文章导读
在数据时代,网络爬虫是获取公开网页数据的重要手段。本文基于Python生态,从基础静态页面爬取入手,逐步介绍动态页面处理、高并发框架和反爬策略。适合初学者到中级开发者参考,包含完整可运行代码示例。
无论你是做数据分析、监控还是研究项目,都能找到实用方案。所有代码基于Python 3.11+测试通过。

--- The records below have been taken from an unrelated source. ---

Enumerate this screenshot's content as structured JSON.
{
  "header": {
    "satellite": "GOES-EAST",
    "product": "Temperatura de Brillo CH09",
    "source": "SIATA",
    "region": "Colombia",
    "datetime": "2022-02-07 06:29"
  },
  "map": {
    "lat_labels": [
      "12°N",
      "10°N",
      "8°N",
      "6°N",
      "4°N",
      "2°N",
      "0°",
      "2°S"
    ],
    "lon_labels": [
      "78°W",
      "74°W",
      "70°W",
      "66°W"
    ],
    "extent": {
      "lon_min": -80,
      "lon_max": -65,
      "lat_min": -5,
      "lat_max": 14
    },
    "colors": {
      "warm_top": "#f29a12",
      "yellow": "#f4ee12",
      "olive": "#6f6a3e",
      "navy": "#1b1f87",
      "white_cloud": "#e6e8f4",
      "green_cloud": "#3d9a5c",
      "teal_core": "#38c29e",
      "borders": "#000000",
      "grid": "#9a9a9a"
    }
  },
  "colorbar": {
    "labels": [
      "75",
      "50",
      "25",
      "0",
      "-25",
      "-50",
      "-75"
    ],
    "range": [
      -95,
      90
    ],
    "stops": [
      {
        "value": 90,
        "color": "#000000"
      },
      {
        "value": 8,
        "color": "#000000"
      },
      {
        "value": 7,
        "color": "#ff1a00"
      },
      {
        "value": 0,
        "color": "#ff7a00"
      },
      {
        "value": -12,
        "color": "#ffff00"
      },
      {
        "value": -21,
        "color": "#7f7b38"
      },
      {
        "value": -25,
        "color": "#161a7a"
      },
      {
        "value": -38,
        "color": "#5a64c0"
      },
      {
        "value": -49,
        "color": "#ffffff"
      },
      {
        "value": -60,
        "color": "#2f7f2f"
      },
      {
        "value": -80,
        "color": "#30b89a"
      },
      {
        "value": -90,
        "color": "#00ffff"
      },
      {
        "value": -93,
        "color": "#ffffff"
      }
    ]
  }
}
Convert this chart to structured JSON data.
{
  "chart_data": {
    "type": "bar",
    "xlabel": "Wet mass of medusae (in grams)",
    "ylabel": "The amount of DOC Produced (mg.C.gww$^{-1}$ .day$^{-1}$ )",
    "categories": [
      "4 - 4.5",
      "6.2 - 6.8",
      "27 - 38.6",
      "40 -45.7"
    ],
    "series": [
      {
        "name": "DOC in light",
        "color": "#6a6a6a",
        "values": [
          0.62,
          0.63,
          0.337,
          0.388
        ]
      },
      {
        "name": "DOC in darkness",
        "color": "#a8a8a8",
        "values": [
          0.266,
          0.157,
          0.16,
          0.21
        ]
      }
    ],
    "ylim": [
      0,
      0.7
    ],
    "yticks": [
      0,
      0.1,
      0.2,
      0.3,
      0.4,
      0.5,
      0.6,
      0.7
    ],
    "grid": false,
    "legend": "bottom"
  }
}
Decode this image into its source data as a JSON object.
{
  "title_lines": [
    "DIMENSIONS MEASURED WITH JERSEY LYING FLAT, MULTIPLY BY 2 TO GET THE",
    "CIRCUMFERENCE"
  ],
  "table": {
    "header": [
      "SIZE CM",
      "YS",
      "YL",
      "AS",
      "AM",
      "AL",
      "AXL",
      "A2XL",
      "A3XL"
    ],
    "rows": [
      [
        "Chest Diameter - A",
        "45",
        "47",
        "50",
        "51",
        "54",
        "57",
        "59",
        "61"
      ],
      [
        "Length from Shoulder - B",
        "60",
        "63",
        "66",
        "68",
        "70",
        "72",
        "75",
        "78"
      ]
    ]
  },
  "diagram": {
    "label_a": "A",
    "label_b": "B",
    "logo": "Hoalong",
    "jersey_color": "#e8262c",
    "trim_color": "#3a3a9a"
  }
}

技术栈关键词:httpx、Playwright、Scrapy、parsel、curl_cffi
1. 环境准备与基础依赖安装
首先创建虚拟环境并安装核心库:
python -m venv spider_env
source spider_env/bin/activate # Windows: spider_env\Scripts\activate
pip install httpx parsel beautifulsoup4 lxml playwright scrapy scrapy-playwright curl-cffi
# 安装浏览器
playwright install chromium
playwright install firefox # 可选,备用
为什么这些库?
- httpx:现代HTTP客户端,支持异步和HTTP/2,取代requests。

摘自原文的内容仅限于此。